La Semana Santa es un momento para la reflexión y el descanso. En el mundo cristiano se tiene como la fecha de la conmemoración del sacrificio del hijo de Dios, apresado, torturado y posteriormente asesinado en el inicio de la era cristiana, por un poder político y militar que nunca quiso escuchar sus reclamos de arrepentimiento y de justicia en beneficio de su pueblo.

Desde entonces, han transcurrido más de dos mil años y el recuerdo de Jesús, el Cristo crucificado, representa el hambre y sed de justicia de una humanidad cada vez más inclinada por el individualismo, el sectarismo, el odio, el rechazo, la guerra y muchas otras manifestaciones enfrentadas por Jesús en toda su prédica de vida.

Y la Semana Santa es el momento cumbre del recuerdo del sacrificio de Jesús, que es amor y entrega, solidaridad y justicia. Ese Jesús que se reconoce a sí mismo en los más pobres, en los más necesitados. El Jesús que dice a los demás que lo vean a él en cada anciano, en cada niño, en cada mujer y en cada hombre que necesite el calor, el abrigo, la solidaridad. Es el Jesús que prefiere abrir puentes de comunicación entre las personas, en vez de establecer muros. Es el Jesús que no poseyó nunca nada, que no registró absolutamente ninguna propiedad, que no se ocupaba de dónde dormiría o descansaría. El Jesús que desafío el poderío político romano y permitió -siendo hijo de Dios- su sacrificio para la salvación de los demás.

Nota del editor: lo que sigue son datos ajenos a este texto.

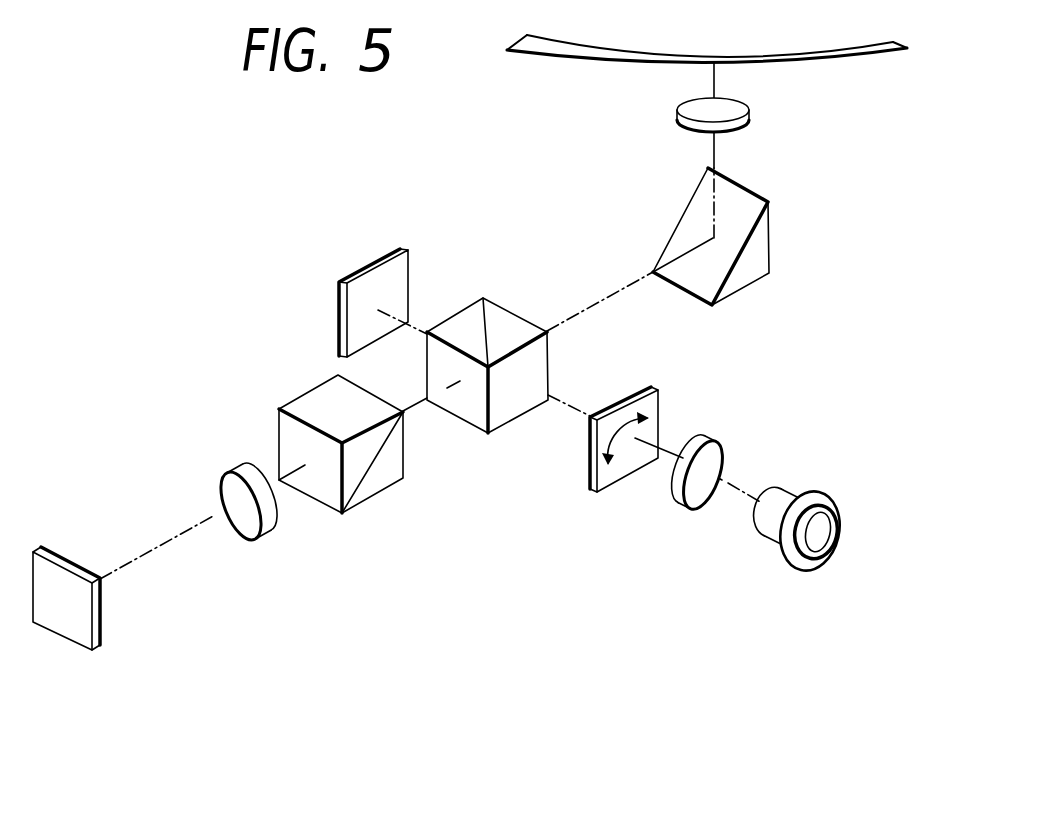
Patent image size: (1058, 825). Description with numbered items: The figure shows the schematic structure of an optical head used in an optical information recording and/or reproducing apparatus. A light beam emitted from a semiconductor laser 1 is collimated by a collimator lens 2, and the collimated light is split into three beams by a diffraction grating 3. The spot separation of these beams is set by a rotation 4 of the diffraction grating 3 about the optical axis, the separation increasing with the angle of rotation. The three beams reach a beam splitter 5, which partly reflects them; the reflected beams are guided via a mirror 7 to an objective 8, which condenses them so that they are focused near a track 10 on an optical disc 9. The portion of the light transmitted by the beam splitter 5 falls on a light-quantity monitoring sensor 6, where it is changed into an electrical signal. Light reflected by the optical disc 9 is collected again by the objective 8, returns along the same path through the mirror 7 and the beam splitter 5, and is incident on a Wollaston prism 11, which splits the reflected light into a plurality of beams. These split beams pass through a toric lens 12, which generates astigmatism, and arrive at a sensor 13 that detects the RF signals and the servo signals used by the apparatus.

Desde el calvario ese Jesús histórico y mesías ha sido tomado por las más diversas iglesias para crear imperios, o para justificarlos, y para mantener un poder sobre los creyentes, transformando sus doctrinas, interpretando sus mensajes, adornando su vida en oropeles que nunca él utilizó, o acogiéndose a un poder político que el Cristo rechazó. Un poder político al que Jesús enfrentó con bastante firmeza.

Cada líder religioso interpreta el mensaje de Jesús a su manera y conveniencia. Cada uno tiene su Cristo, como le dijera Monseñor Ricardo Pittini a Andrés L. Mateo, en la Iglesia de San Juan Bosco.

Miles de iglesias se han desparramado por un mundo con una parte del mensaje del hijo de Dios. Olvidando -muchas de ellas- de ese modo el corpus completo de la vida y la obra de Jesús. Y los católicos se entienden los herederos directos del mesías, y lo asumen como su patrimonio, y administran el ritual de espiritualidad a la humanidad en función de lo que Jesús aparentemente dejó como legado.

Pero la historia está ahí, y el emperador Constantino entendió y asumió el aparato católico como su particular patrimonio, y mostró a los cardenales, obispos y sacerdotes las ventajas del poder. Y desde entonces esa Iglesia de Jesús ha sido un símbolo de poder, arropado con la parafernalia de la fe. Es una larga historia, interesante, llena de sacrificios y también empapada en sangre, en poder, en las armas y en la palabra.

Todo depende de nuestra fe, nos dicen los evangelios, y muchas veces nos olvidamos que el origen de la era cristiana descansa en un contexto histórico precisamente de rechazo de Jesús al poder, y de una voluntad divina ¿alguien lo niega? de que el hijo de Dios fuera un mensajero contestatario, nacido en la pobreza, en la humildad, dispuesto a perdonar a los pecadores y dispuestos a ser el primero entre los justos. Incluso dar la vida -lo más preciado- por la justicia que conduce a una fe que mueve montañas.

Es lo que nos deja ese Dios de los pobres y de la justicia. Y eso debemos recordar en estos días de asueto, que la generalidad de la gente utiliza para gozar, descansar y parrandear. Muchos otros lo asumen con fe, con sosiego, y reflexionan sobre la vida que ya han vivido y lo que queda por delante. Con amor, fe y justicia.